Bug #19437
closed[crunch-run] Require >1 watchdog errors before giving up and killing docker container
100%
Description
Observed on customer cluster, this seems to have failed multiple times but eventually succeeded (it seems to have run to completion and was only canceled at the very end).
2022-08-31T00:00:01.820945772Z Creating Docker container 2022-08-31T00:00:09.932234553Z Starting container 2022-08-31T00:00:10.896745626Z Waiting for container to finish 2022-08-31T02:25:10.898243240Z Error inspecting container: Get "http://%2Fvar%2Frun%2Fdocker.sock/v1.21/containers/230188325e24f42d3ad8dfd8ceef5c7069733bacdaafe7adaf5bf5a3c4c644f5/json": context deadline exceeded 2022-08-31T02:25:10.898483541Z error in Run: Get "http://%2Fvar%2Frun%2Fdocker.sock/v1.21/containers/230188325e24f42d3ad8dfd8ceef5c7069733bacdaafe7adaf5bf5a3c4c644f5/json": context deadline exceeded 2022-08-31T02:38:12.612609772Z copying "/temp.txt" (0 bytes) 2022-08-31T02:38:13.468649279Z Cancelled
Updated by Peter Amstutz over 2 years ago
- Subject changed from Error inspecting container to Error inspecting container: context deadline exceeded
Updated by Peter Amstutz over 2 years ago
- Target version changed from 2022-08-31 sprint to 2022-09-14 sprint
Updated by Tom Clegg over 2 years ago
This means ContainerInspect took >1 minute, and (according to dockerclient.ContainerWait) the container hasn't finished, which we take to mean that docker has died / become unresponsive.
Whether or not the docker daemon is in fact dead/unresponsive in this case, it would be more convincing (and no less robust wrt avoiding the waiting-forever problem the watchdog solves) if we just log a warning on a single ContainerInspect failure/timeout, and error out only after two consecutive failures.

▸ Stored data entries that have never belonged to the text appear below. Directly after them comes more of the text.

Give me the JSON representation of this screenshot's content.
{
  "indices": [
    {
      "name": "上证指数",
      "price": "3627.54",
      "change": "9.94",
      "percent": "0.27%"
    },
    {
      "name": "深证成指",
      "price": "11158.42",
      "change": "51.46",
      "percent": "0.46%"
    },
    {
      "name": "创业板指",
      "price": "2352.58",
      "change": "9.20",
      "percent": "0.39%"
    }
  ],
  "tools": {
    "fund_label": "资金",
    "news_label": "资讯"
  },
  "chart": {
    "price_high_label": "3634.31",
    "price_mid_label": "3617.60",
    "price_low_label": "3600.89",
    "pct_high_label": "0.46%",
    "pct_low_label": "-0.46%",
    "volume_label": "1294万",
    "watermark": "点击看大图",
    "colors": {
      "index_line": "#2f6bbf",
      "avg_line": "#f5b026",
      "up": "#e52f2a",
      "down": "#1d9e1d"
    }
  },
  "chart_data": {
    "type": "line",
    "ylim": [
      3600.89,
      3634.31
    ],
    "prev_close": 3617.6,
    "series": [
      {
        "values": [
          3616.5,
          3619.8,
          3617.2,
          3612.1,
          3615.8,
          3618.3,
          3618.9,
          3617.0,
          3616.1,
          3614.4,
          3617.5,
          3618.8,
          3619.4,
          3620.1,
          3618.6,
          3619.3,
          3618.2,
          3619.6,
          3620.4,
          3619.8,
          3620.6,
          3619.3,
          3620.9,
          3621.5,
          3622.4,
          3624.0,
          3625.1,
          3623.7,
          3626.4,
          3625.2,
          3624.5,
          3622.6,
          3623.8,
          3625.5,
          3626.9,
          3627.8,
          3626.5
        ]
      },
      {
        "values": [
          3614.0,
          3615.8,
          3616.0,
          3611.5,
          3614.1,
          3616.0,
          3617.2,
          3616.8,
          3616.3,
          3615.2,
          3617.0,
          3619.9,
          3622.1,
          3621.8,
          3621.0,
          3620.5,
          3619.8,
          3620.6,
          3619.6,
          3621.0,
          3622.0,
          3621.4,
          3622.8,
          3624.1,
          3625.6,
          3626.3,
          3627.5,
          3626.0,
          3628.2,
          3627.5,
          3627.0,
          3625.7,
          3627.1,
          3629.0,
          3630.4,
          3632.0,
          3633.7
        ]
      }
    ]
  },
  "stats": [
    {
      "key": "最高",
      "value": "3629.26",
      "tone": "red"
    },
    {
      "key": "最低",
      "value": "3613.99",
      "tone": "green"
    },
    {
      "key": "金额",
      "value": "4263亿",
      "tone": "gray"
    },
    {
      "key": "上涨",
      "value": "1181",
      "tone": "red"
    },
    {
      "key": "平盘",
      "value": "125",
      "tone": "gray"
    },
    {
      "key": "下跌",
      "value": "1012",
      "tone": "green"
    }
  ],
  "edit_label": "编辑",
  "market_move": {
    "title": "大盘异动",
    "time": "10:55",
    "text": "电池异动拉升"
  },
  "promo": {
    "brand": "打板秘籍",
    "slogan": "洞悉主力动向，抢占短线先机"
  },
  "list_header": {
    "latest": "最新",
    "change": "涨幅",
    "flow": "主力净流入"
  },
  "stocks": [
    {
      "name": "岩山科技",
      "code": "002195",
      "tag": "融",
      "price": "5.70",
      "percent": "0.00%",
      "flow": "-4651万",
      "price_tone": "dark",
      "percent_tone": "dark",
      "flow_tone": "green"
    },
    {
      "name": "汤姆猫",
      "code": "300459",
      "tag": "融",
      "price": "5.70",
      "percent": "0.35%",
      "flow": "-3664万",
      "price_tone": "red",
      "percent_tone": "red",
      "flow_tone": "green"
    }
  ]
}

Updated by Peter Amstutz over 2 years ago
Tom Clegg wrote in #note-5:
This means ContainerInspect took >1 minute, and (according to dockerclient.ContainerWait) the container hasn't finished, which we take to mean that docker has died / become unresponsive.
Whether or not the docker daemon is in fact dead/unresponsive in this case, it would be more convincing (and no less robust wrt avoiding the waiting-forever problem the watchdog solves) if we just log a warning on a single ContainerInspect failure/timeout, and error out only after two consecutive failures.
It seems likely that the Docker daemon is in the throes of tearing down the container and either there's an edge case it can fall into where the Inspect request gets dropped, or it really just takes 1+ minute to shut down some containers.
I think it would be a good idea to count 2 or 3 consecutive failures before giving up.
Updated by Tom Clegg over 2 years ago
- Subject changed from Error inspecting container: context deadline exceeded to [crunch-run] Require >1 watchdog errors before giving up and killing docker container
- Assigned To set to Tom Clegg
Updated by Tom Clegg over 2 years ago
- Status changed from New to In Progress
19437-docker-watchdog @ 9c254acbd78ed50e1e9fec508fb9ec4164867dda -- developer-run-tests: #3282
Updated by Tom Clegg over 2 years ago
- Target version changed from 2022-09-14 sprint to 2022-09-28 sprint
Updated by Tom Clegg over 2 years ago
cherry-picked to 2.4-staging as 8ad66154df528ad2020e80bc255896537f1c712a
Updated by Tom Clegg over 2 years ago
- Status changed from In Progress to Resolved
Applied in changeset arvados|ef25b3d6bef2288c1aaf99f6bff68b0d9d05ef89.